Potential 'pickups' in the bullpen
Hard-throwing reliever Seranthony Dominguez missed four months with a strained ligament in his pitching elbow last season. He is healthy and raring to go. In fact, the biggest challenge right now for the Phillies is holding him back so he doesn't overdo it early in camp.
"You get a Seranthony Dominguez that can stay healthy for the whole year, that's a huge addition," Girardi said.
Girardi said he believes reliever David Robertson can make it back in the second half of the season. He had Tommy John surgery in August.
"You get a David Robertson back sometime in the second half, that's a deadline trade that can be a difference maker," Girardi said. "So to me, the players that we're getting back after injuries are big additions, too."
Lefty reliever Adam Morgan is also healthy and the team plans to re-sign Tommy Hunter to a big-league contract if he passes a physical exam. He had elbow surgery last year.
Girardi is a guy who believes in having defined roles in a bullpen, but he will be flexible based on workload.

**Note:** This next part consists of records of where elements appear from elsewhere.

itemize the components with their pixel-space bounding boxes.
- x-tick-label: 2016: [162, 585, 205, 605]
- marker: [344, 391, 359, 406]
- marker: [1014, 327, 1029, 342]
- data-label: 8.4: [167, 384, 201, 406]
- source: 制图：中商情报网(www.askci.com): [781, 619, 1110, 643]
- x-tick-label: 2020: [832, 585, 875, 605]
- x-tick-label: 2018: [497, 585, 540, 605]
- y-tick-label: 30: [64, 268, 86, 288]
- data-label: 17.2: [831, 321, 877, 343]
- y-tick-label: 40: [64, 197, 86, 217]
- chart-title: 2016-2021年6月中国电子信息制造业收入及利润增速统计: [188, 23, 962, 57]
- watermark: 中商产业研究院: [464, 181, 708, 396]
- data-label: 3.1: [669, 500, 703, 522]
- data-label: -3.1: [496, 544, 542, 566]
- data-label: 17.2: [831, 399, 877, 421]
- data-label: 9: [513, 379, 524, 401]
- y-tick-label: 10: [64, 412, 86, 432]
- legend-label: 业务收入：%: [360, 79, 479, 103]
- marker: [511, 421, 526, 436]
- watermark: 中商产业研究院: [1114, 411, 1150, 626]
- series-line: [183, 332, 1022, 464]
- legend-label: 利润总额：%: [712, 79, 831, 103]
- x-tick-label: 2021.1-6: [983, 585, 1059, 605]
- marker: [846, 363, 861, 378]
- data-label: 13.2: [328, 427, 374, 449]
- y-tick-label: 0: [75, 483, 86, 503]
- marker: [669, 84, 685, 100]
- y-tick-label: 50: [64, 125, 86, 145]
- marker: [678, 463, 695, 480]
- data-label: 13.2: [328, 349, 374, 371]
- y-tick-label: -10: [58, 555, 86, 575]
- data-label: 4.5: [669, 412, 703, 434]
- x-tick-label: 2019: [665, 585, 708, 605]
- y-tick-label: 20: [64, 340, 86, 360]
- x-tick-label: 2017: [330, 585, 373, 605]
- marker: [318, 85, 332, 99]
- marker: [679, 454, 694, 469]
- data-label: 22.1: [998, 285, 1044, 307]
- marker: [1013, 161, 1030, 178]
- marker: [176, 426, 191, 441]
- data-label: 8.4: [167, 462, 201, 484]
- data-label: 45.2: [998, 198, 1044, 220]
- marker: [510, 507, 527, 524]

"I'm not a guy who uses relievers three days in a row," he said.
By staying true to this practice, Girardi believes he will have a fresher bullpen in September and October, where he might have to occasionally ask a reliever to go a third straight day.
"That's where the prize is," he said of October.
Girardi played and managed in a cauldron in New York. Philadelphia can also be intense. He'd have it no other way.
"I think it's the best when you play in front of passionate fans that have a huge expectation and hold you accountable to the work you do and then want you to really do well," he said. "I mean, who doesn't want to play in front of a ballpark that's loud and has high expectations? I think it's the best.
"I was on the other side, managing against the Phillies in 2009 (World Series) and I know what a tough place this is to play and I want it to be even tougher. I encourage our fans to make it even tougher - in the right way. But Philly is a great sports town. I love it."